Sainsbury Centre to host exhibition on history of superstructures

Foster's Sainsbury Centre for Visual Arts at UEA

Source: Andy Crouch

Foster’s Sainsbury Centre for Visual Arts at UEA

Models of the 20th century’s most important high-tech buildings will go on display together for the first time to mark the 40th anniversary of Norman Foster’s Sainsbury Centre in Norwich.

The exhibition, Superstructures, will be held in the grade II* building on the campus of Denys Lasdun’s University of East Anglia.

A new three-metre-long model of the Sainsbury Centre for Visual Arts – Foster’s first public building – will go on display for the first time alongside models loaned by various international collections.

These include the Reliance Controls Factory by Team 4 (Su Brumwell, Wendy Cheesman, Norman Foster and Richard Rogers); the Pompidou Centre by Rogers and Renzo Piano; Rogers’ Lloyd’s of London Building; Foster’s Willis Faber Dumas office; Waterloo International by Nicholas Grimshaw and the Hopkins House by Michael and Patty Hopkins.

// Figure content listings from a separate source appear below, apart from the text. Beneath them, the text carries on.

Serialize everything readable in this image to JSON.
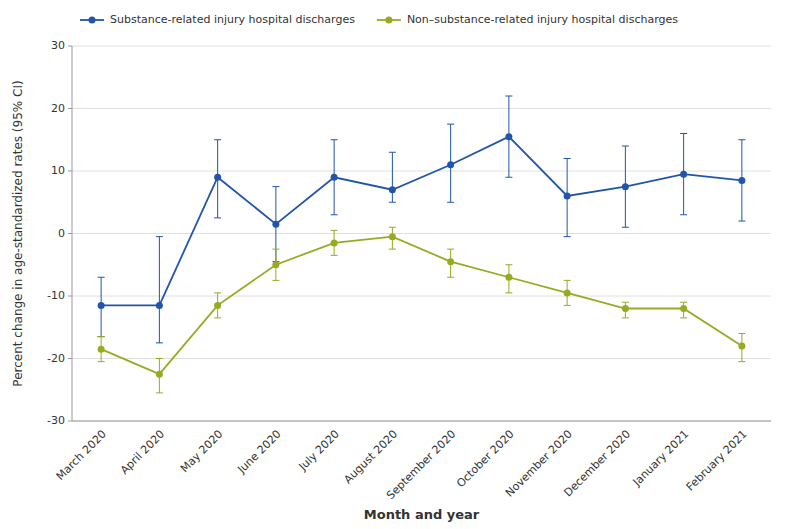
{
  "chart_data": {
    "type": "line",
    "xlabel": "Month and year",
    "ylabel": "Percent change in age-standardized rates (95% CI)",
    "categories": [
      "March 2020",
      "April 2020",
      "May 2020",
      "June 2020",
      "July 2020",
      "August 2020",
      "September 2020",
      "October 2020",
      "November 2020",
      "December 2020",
      "January 2021",
      "February 2021"
    ],
    "series": [
      {
        "name": "Substance-related injury hospital discharges",
        "color": "#2255aa",
        "marker": "circle",
        "line_style": "solid",
        "values": [
          -11.5,
          -11.5,
          9.0,
          1.5,
          9.0,
          7.0,
          11.0,
          15.5,
          6.0,
          7.5,
          9.5,
          8.5
        ],
        "ci_low": [
          -16.5,
          -17.5,
          2.5,
          -4.5,
          3.0,
          5.0,
          5.0,
          9.0,
          -0.5,
          1.0,
          3.0,
          2.0
        ],
        "ci_high": [
          -7.0,
          -0.5,
          15.0,
          7.5,
          15.0,
          13.0,
          17.5,
          22.0,
          12.0,
          14.0,
          16.0,
          15.0
        ]
      },
      {
        "name": "Non–substance-related injury hospital discharges",
        "color": "#99aa22",
        "marker": "circle",
        "line_style": "solid",
        "values": [
          -18.5,
          -22.5,
          -11.5,
          -5.0,
          -1.5,
          -0.5,
          -4.5,
          -7.0,
          -9.5,
          -12.0,
          -12.0,
          -18.0
        ],
        "ci_low": [
          -20.5,
          -25.5,
          -13.5,
          -7.5,
          -3.5,
          -2.5,
          -7.0,
          -9.5,
          -11.5,
          -13.5,
          -13.5,
          -20.5
        ],
        "ci_high": [
          -16.5,
          -20.0,
          -9.5,
          -2.5,
          0.5,
          1.0,
          -2.5,
          -5.0,
          -7.5,
          -11.0,
          -11.0,
          -16.0
        ]
      }
    ],
    "ylim": [
      -30,
      30
    ],
    "yticks": [
      -30,
      -20,
      -10,
      0,
      10,
      20,
      30
    ],
    "grid": true,
    "legend": "top-left"
  }
}
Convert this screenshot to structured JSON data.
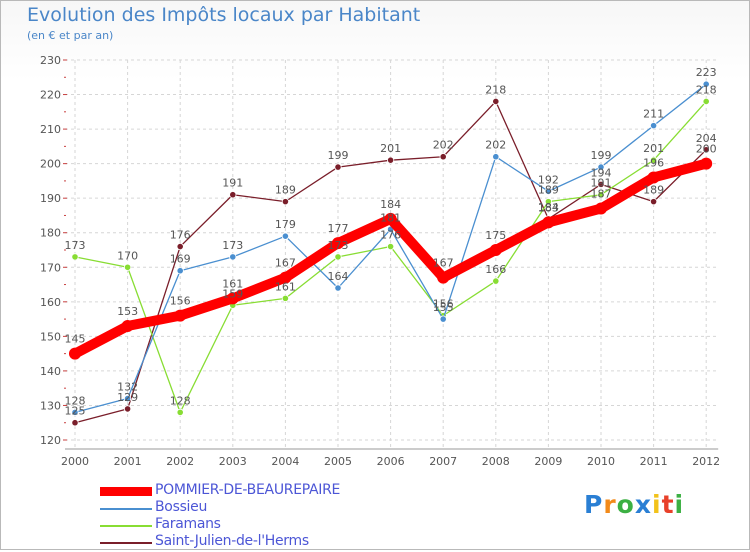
{
  "chart_data": {
    "type": "line",
    "title": "Evolution des Impôts locaux par Habitant",
    "subtitle": "(en € et par an)",
    "xlabel": "",
    "ylabel": "",
    "categories": [
      "2000",
      "2001",
      "2002",
      "2003",
      "2004",
      "2005",
      "2006",
      "2007",
      "2008",
      "2009",
      "2010",
      "2011",
      "2012"
    ],
    "ylim": [
      120,
      230
    ],
    "yticks": [
      120,
      130,
      140,
      150,
      160,
      170,
      180,
      190,
      200,
      210,
      220,
      230
    ],
    "series": [
      {
        "name": "Saint-Julien-de-l'Herms",
        "color": "#7a1e2a",
        "values": [
          125,
          129,
          176,
          191,
          189,
          199,
          201,
          202,
          218,
          184,
          194,
          189,
          204
        ]
      },
      {
        "name": "Faramans",
        "color": "#88dd33",
        "values": [
          173,
          170,
          128,
          159,
          161,
          173,
          176,
          156,
          166,
          189,
          191,
          201,
          218
        ]
      },
      {
        "name": "Bossieu",
        "color": "#4a8fd0",
        "values": [
          128,
          132,
          169,
          173,
          179,
          164,
          181,
          155,
          202,
          192,
          199,
          211,
          223
        ]
      },
      {
        "name": "POMMIER-DE-BEAUREPAIRE",
        "color": "#ff0000",
        "values": [
          145,
          153,
          156,
          161,
          167,
          177,
          184,
          167,
          175,
          183,
          187,
          196,
          200
        ]
      }
    ],
    "legend": [
      "POMMIER-DE-BEAUREPAIRE",
      "Bossieu",
      "Faramans",
      "Saint-Julien-de-l'Herms"
    ],
    "legend_position": "bottom-left",
    "grid": true
  },
  "logo": {
    "letters": [
      "P",
      "r",
      "o",
      "x",
      "i",
      "t",
      "i"
    ],
    "colors": [
      "#2a7fd4",
      "#f28a1a",
      "#3cb043",
      "#2a7fd4",
      "#f2c21a",
      "#e8402a",
      "#3cb043"
    ]
  }
}
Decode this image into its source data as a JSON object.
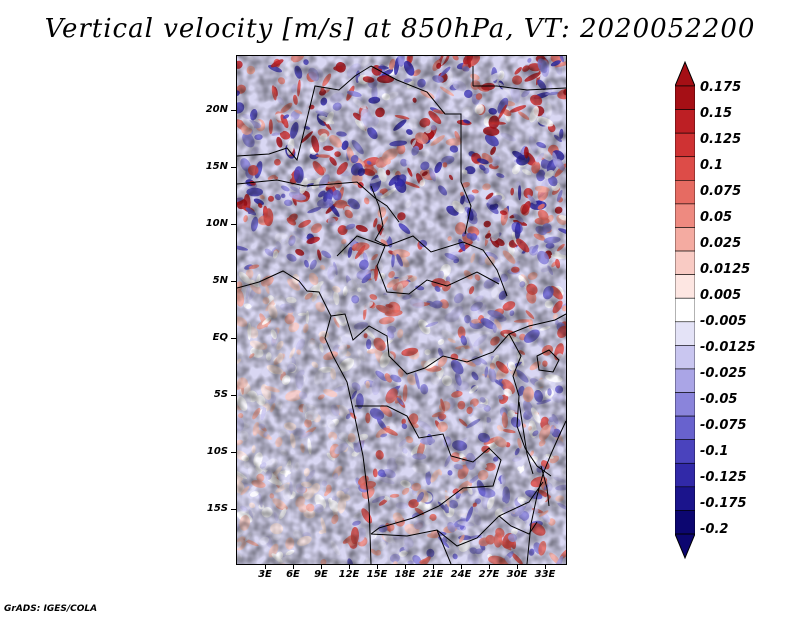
{
  "title": "Vertical velocity [m/s] at 850hPa, VT: 2020052200",
  "footer": "GrADS: IGES/COLA",
  "map": {
    "lat_labels": [
      "20N",
      "15N",
      "10N",
      "5N",
      "EQ",
      "5S",
      "10S",
      "15S"
    ],
    "lon_labels": [
      "3E",
      "6E",
      "9E",
      "12E",
      "15E",
      "18E",
      "21E",
      "24E",
      "27E",
      "30E",
      "33E"
    ],
    "field": "vertical velocity at 850 hPa",
    "level": "850hPa",
    "valid_time": "2020052200"
  },
  "colorbar": {
    "labels": [
      "0.175",
      "0.15",
      "0.125",
      "0.1",
      "0.075",
      "0.05",
      "0.025",
      "0.0125",
      "0.005",
      "-0.005",
      "-0.0125",
      "-0.025",
      "-0.05",
      "-0.075",
      "-0.1",
      "-0.125",
      "-0.175",
      "-0.2"
    ],
    "colors": [
      "#a50f15",
      "#bd1f24",
      "#cf3233",
      "#dd4c48",
      "#e66b62",
      "#ee8a80",
      "#f4aba1",
      "#f9cbc4",
      "#fde6e2",
      "#ffffff",
      "#e4e3f7",
      "#c9c6f0",
      "#aaa5e6",
      "#8a84db",
      "#6862ce",
      "#4a43bd",
      "#3129a8",
      "#1b148c",
      "#0c0670"
    ]
  }
}
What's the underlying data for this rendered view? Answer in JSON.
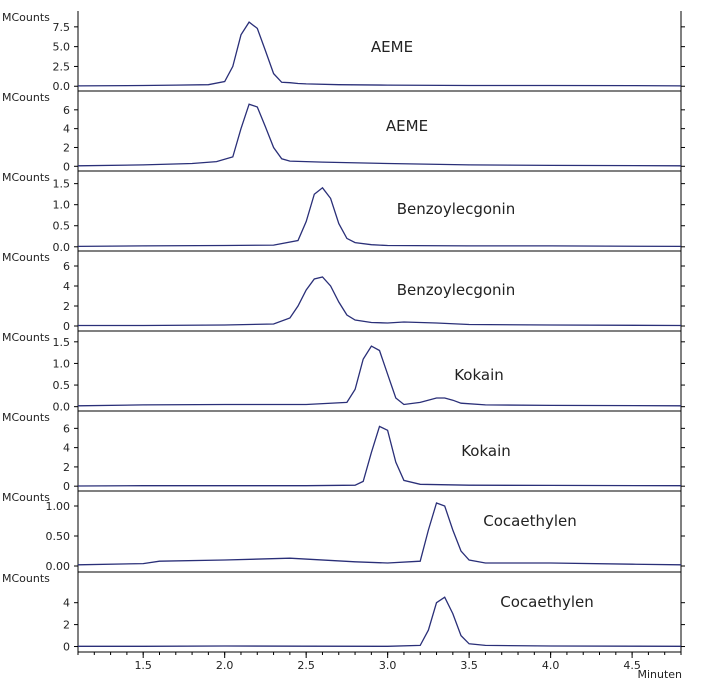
{
  "chart_data": {
    "type": "line",
    "y_unit_label": "MCounts",
    "x_unit_label": "Minuten",
    "x_range": [
      1.1,
      4.8
    ],
    "x_ticks": [
      {
        "v": 1.5,
        "label": "1.5"
      },
      {
        "v": 2.0,
        "label": "2.0"
      },
      {
        "v": 2.5,
        "label": "2.5"
      },
      {
        "v": 3.0,
        "label": "3.0"
      },
      {
        "v": 3.5,
        "label": "3.5"
      },
      {
        "v": 4.0,
        "label": "4.0"
      },
      {
        "v": 4.5,
        "label": "4.5"
      }
    ],
    "panels": [
      {
        "name": "AEME",
        "ylim": [
          -0.6,
          9.5
        ],
        "y_ticks": [
          {
            "v": 0,
            "label": "0.0"
          },
          {
            "v": 2.5,
            "label": "2.5"
          },
          {
            "v": 5,
            "label": "5.0"
          },
          {
            "v": 7.5,
            "label": "7.5"
          }
        ],
        "x": [
          1.1,
          1.5,
          1.7,
          1.9,
          2.0,
          2.05,
          2.1,
          2.15,
          2.2,
          2.25,
          2.3,
          2.35,
          2.4,
          2.45,
          2.5,
          2.7,
          3.0,
          3.5,
          4.0,
          4.5,
          4.8
        ],
        "y": [
          0.05,
          0.1,
          0.15,
          0.2,
          0.6,
          2.5,
          6.5,
          8.1,
          7.3,
          4.5,
          1.6,
          0.5,
          0.45,
          0.35,
          0.3,
          0.2,
          0.15,
          0.1,
          0.1,
          0.08,
          0.05
        ]
      },
      {
        "name": "AEME",
        "ylim": [
          -0.5,
          8.0
        ],
        "y_ticks": [
          {
            "v": 0,
            "label": "0"
          },
          {
            "v": 2,
            "label": "2"
          },
          {
            "v": 4,
            "label": "4"
          },
          {
            "v": 6,
            "label": "6"
          }
        ],
        "x": [
          1.1,
          1.5,
          1.8,
          1.95,
          2.05,
          2.1,
          2.15,
          2.2,
          2.25,
          2.3,
          2.35,
          2.4,
          2.6,
          3.0,
          3.5,
          4.0,
          4.8
        ],
        "y": [
          0.05,
          0.15,
          0.3,
          0.5,
          1.0,
          4.0,
          6.6,
          6.3,
          4.2,
          2.0,
          0.8,
          0.55,
          0.45,
          0.3,
          0.15,
          0.1,
          0.05
        ]
      },
      {
        "name": "Benzoylecgonin",
        "ylim": [
          -0.1,
          1.8
        ],
        "y_ticks": [
          {
            "v": 0,
            "label": "0.0"
          },
          {
            "v": 0.5,
            "label": "0.5"
          },
          {
            "v": 1.0,
            "label": "1.0"
          },
          {
            "v": 1.5,
            "label": "1.5"
          }
        ],
        "x": [
          1.1,
          1.5,
          2.0,
          2.3,
          2.45,
          2.5,
          2.55,
          2.6,
          2.65,
          2.7,
          2.75,
          2.8,
          2.9,
          3.0,
          3.5,
          4.0,
          4.8
        ],
        "y": [
          0.01,
          0.02,
          0.03,
          0.04,
          0.15,
          0.6,
          1.25,
          1.4,
          1.15,
          0.55,
          0.2,
          0.1,
          0.05,
          0.03,
          0.02,
          0.02,
          0.01
        ]
      },
      {
        "name": "Benzoylecgonin",
        "ylim": [
          -0.5,
          7.5
        ],
        "y_ticks": [
          {
            "v": 0,
            "label": "0"
          },
          {
            "v": 2,
            "label": "2"
          },
          {
            "v": 4,
            "label": "4"
          },
          {
            "v": 6,
            "label": "6"
          }
        ],
        "x": [
          1.1,
          1.5,
          2.0,
          2.3,
          2.4,
          2.45,
          2.5,
          2.55,
          2.6,
          2.65,
          2.7,
          2.75,
          2.8,
          2.9,
          3.0,
          3.1,
          3.3,
          3.5,
          4.0,
          4.8
        ],
        "y": [
          0.05,
          0.05,
          0.1,
          0.2,
          0.8,
          2.0,
          3.6,
          4.7,
          4.9,
          4.0,
          2.4,
          1.1,
          0.6,
          0.35,
          0.3,
          0.4,
          0.3,
          0.15,
          0.1,
          0.05
        ]
      },
      {
        "name": "Kokain",
        "ylim": [
          -0.1,
          1.75
        ],
        "y_ticks": [
          {
            "v": 0,
            "label": "0.0"
          },
          {
            "v": 0.5,
            "label": "0.5"
          },
          {
            "v": 1.0,
            "label": "1.0"
          },
          {
            "v": 1.5,
            "label": "1.5"
          }
        ],
        "x": [
          1.1,
          1.5,
          2.0,
          2.5,
          2.75,
          2.8,
          2.85,
          2.9,
          2.95,
          3.0,
          3.05,
          3.1,
          3.2,
          3.3,
          3.35,
          3.4,
          3.45,
          3.6,
          4.0,
          4.8
        ],
        "y": [
          0.02,
          0.04,
          0.05,
          0.05,
          0.1,
          0.4,
          1.1,
          1.4,
          1.3,
          0.75,
          0.2,
          0.05,
          0.1,
          0.2,
          0.2,
          0.15,
          0.08,
          0.04,
          0.03,
          0.02
        ]
      },
      {
        "name": "Kokain",
        "ylim": [
          -0.5,
          7.8
        ],
        "y_ticks": [
          {
            "v": 0,
            "label": "0"
          },
          {
            "v": 2,
            "label": "2"
          },
          {
            "v": 4,
            "label": "4"
          },
          {
            "v": 6,
            "label": "6"
          }
        ],
        "x": [
          1.1,
          1.5,
          2.0,
          2.5,
          2.8,
          2.85,
          2.9,
          2.95,
          3.0,
          3.05,
          3.1,
          3.2,
          3.5,
          4.0,
          4.8
        ],
        "y": [
          0.02,
          0.05,
          0.05,
          0.05,
          0.1,
          0.5,
          3.5,
          6.2,
          5.8,
          2.5,
          0.6,
          0.2,
          0.1,
          0.08,
          0.05
        ]
      },
      {
        "name": "Cocaethylen",
        "ylim": [
          -0.1,
          1.25
        ],
        "y_ticks": [
          {
            "v": 0,
            "label": "0.00"
          },
          {
            "v": 0.5,
            "label": "0.50"
          },
          {
            "v": 1.0,
            "label": "1.00"
          }
        ],
        "x": [
          1.1,
          1.5,
          1.6,
          2.0,
          2.4,
          2.8,
          3.0,
          3.2,
          3.25,
          3.3,
          3.35,
          3.4,
          3.45,
          3.5,
          3.6,
          4.0,
          4.5,
          4.8
        ],
        "y": [
          0.02,
          0.04,
          0.08,
          0.1,
          0.13,
          0.07,
          0.05,
          0.08,
          0.6,
          1.05,
          1.0,
          0.6,
          0.25,
          0.1,
          0.05,
          0.05,
          0.03,
          0.02
        ]
      },
      {
        "name": "Cocaethylen",
        "ylim": [
          -0.5,
          6.8
        ],
        "y_ticks": [
          {
            "v": 0,
            "label": "0"
          },
          {
            "v": 2,
            "label": "2"
          },
          {
            "v": 4,
            "label": "4"
          }
        ],
        "x": [
          1.1,
          1.5,
          2.0,
          2.5,
          3.0,
          3.2,
          3.25,
          3.3,
          3.35,
          3.4,
          3.45,
          3.5,
          3.6,
          4.0,
          4.8
        ],
        "y": [
          0.02,
          0.02,
          0.05,
          0.03,
          0.02,
          0.1,
          1.5,
          4.0,
          4.5,
          3.0,
          1.0,
          0.25,
          0.1,
          0.05,
          0.02
        ]
      }
    ]
  }
}
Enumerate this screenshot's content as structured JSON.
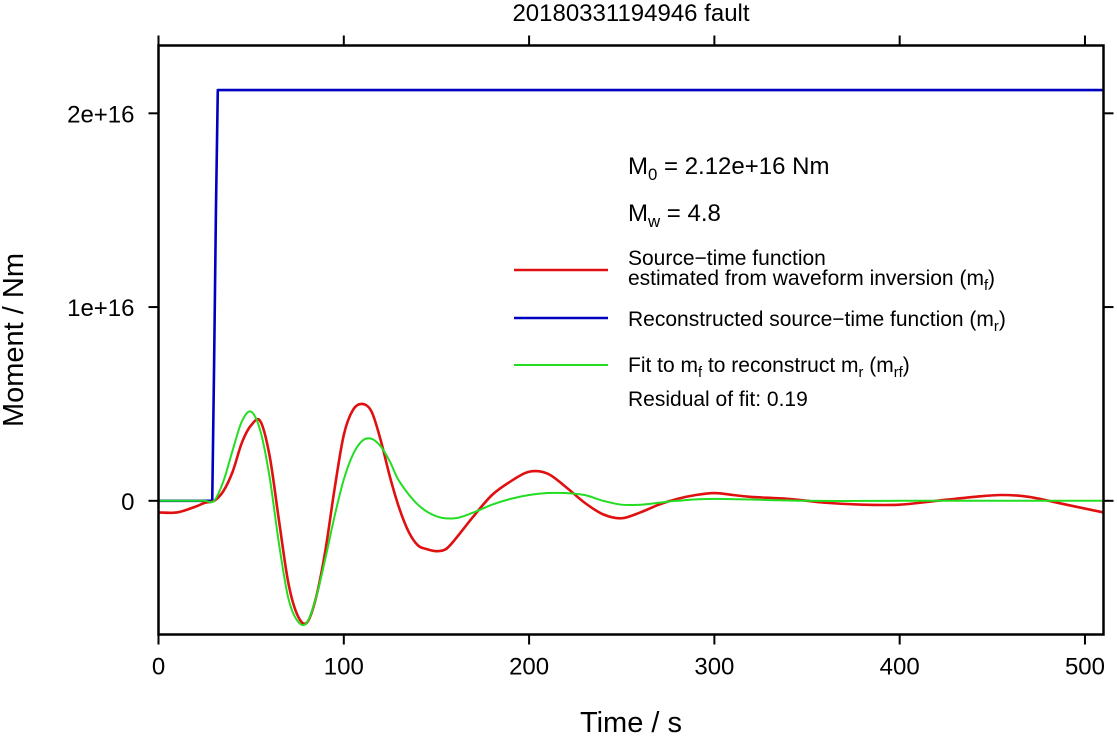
{
  "chart_data": {
    "type": "line",
    "title": "20180331194946 fault",
    "xlabel": "Time / s",
    "ylabel": "Moment / Nm",
    "xlim": [
      0,
      510
    ],
    "ylim": [
      -6900000000000000.0,
      2.35e+16
    ],
    "x_ticks": [
      0,
      100,
      200,
      300,
      400,
      500
    ],
    "x_tick_labels": [
      "0",
      "100",
      "200",
      "300",
      "400",
      "500"
    ],
    "y_ticks": [
      0,
      1e+16,
      2e+16
    ],
    "y_tick_labels": [
      "0",
      "1e+16",
      "2e+16"
    ],
    "grid": false,
    "legend_position": "right",
    "annotations": {
      "m0_label": "M",
      "m0_sub": "0",
      "m0_value": " = 2.12e+16 Nm",
      "mw_label": "M",
      "mw_sub": "w",
      "mw_value": " = 4.8",
      "residual": "Residual of fit: 0.19"
    },
    "legend": [
      {
        "line1": "Source−time function",
        "line2": "estimated from waveform inversion (m",
        "sub": "f",
        "tail": ")",
        "color": "#e01010"
      },
      {
        "line1": "Reconstructed source−time function (m",
        "sub": "r",
        "tail": ")",
        "color": "#0000c0"
      },
      {
        "pre": "Fit to m",
        "sub1": "f",
        "mid": " to reconstruct m",
        "sub2": "r",
        "mid2": " (m",
        "sub3": "rf",
        "tail": ")",
        "color": "#22dd22"
      }
    ],
    "series": [
      {
        "name": "Source−time function estimated from waveform inversion (mf)",
        "color": "#e01010",
        "x": [
          0,
          10,
          20,
          25,
          30,
          35,
          40,
          45,
          50,
          55,
          60,
          65,
          70,
          75,
          80,
          85,
          90,
          95,
          100,
          105,
          110,
          115,
          120,
          125,
          130,
          135,
          140,
          145,
          150,
          155,
          160,
          170,
          180,
          190,
          200,
          210,
          220,
          230,
          240,
          250,
          260,
          270,
          280,
          290,
          300,
          310,
          320,
          340,
          360,
          380,
          400,
          420,
          440,
          455,
          470,
          490,
          510
        ],
        "y": [
          -600000000000000.0,
          -600000000000000.0,
          -300000000000000.0,
          -100000000000000.0,
          0,
          500000000000000.0,
          1500000000000000.0,
          3000000000000000.0,
          3900000000000000.0,
          4100000000000000.0,
          2300000000000000.0,
          -1000000000000000.0,
          -4200000000000000.0,
          -5900000000000000.0,
          -6300000000000000.0,
          -5000000000000000.0,
          -2600000000000000.0,
          600000000000000.0,
          3400000000000000.0,
          4700000000000000.0,
          5000000000000000.0,
          4600000000000000.0,
          3100000000000000.0,
          1200000000000000.0,
          -400000000000000.0,
          -1600000000000000.0,
          -2300000000000000.0,
          -2500000000000000.0,
          -2600000000000000.0,
          -2500000000000000.0,
          -2000000000000000.0,
          -800000000000000.0,
          300000000000000.0,
          1000000000000000.0,
          1500000000000000.0,
          1400000000000000.0,
          700000000000000.0,
          -100000000000000.0,
          -700000000000000.0,
          -900000000000000.0,
          -600000000000000.0,
          -200000000000000.0,
          100000000000000.0,
          300000000000000.0,
          400000000000000.0,
          300000000000000.0,
          200000000000000.0,
          100000000000000.0,
          -100000000000000.0,
          -200000000000000.0,
          -200000000000000.0,
          0,
          200000000000000.0,
          300000000000000.0,
          200000000000000.0,
          -200000000000000.0,
          -600000000000000.0
        ]
      },
      {
        "name": "Reconstructed source−time function (mr)",
        "color": "#0000c0",
        "x": [
          0,
          29,
          30,
          31,
          32,
          510
        ],
        "y": [
          0,
          0,
          7000000000000000.0,
          1.5e+16,
          2.12e+16,
          2.12e+16
        ]
      },
      {
        "name": "Fit to mf to reconstruct mr (mrf)",
        "color": "#22dd22",
        "x": [
          0,
          20,
          25,
          30,
          35,
          40,
          45,
          50,
          55,
          60,
          65,
          70,
          75,
          80,
          85,
          90,
          95,
          100,
          105,
          110,
          115,
          120,
          125,
          130,
          140,
          150,
          160,
          170,
          180,
          190,
          200,
          210,
          220,
          230,
          240,
          250,
          260,
          270,
          280,
          300,
          350,
          400,
          450,
          510
        ],
        "y": [
          0,
          0,
          0,
          0,
          1000000000000000.0,
          2600000000000000.0,
          4100000000000000.0,
          4600000000000000.0,
          3600000000000000.0,
          1200000000000000.0,
          -2200000000000000.0,
          -5000000000000000.0,
          -6200000000000000.0,
          -6300000000000000.0,
          -5000000000000000.0,
          -3000000000000000.0,
          -800000000000000.0,
          1100000000000000.0,
          2400000000000000.0,
          3100000000000000.0,
          3200000000000000.0,
          2800000000000000.0,
          2000000000000000.0,
          1000000000000000.0,
          -200000000000000.0,
          -800000000000000.0,
          -900000000000000.0,
          -600000000000000.0,
          -200000000000000.0,
          100000000000000.0,
          300000000000000.0,
          400000000000000.0,
          400000000000000.0,
          300000000000000.0,
          0,
          -200000000000000.0,
          -200000000000000.0,
          -100000000000000.0,
          0,
          100000000000000.0,
          0,
          0,
          0,
          0
        ]
      }
    ]
  }
}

Using models, photographs, film, paintings and objects, the exhibition will tell the story of architecture’s fascination with technology after the war which led to a new globally influential typology or superstructure.

It will show how high-tech emerged from a generation of largely British architects who were influenced by the ideas of late modernism, fascinated by structural engineering innovations and determined to apply the techniques of industrial production and assembly to buildings.

The exhibition will explore the seminal influence of figures such as Buckminster Fuller, Jean Prouvé, Charles and Ray Eames and Cedric Price.

Examples of “technology transfer” will show how techniques were adapted from the automotive, nautical, aerospace and information industries to create bold new materials and innovative industrial processes.

Lenders include the Centre Georges Pompidou, the RIBA, the V&A, the Canadian Centre for Architecture and the studios of Norman Foster, Richard Rogers and Nicholas Grimshaw.

The exhibition, which is curated by former Soane director Abraham Thomas and Jane Pavitt from Kingston University, will open in March.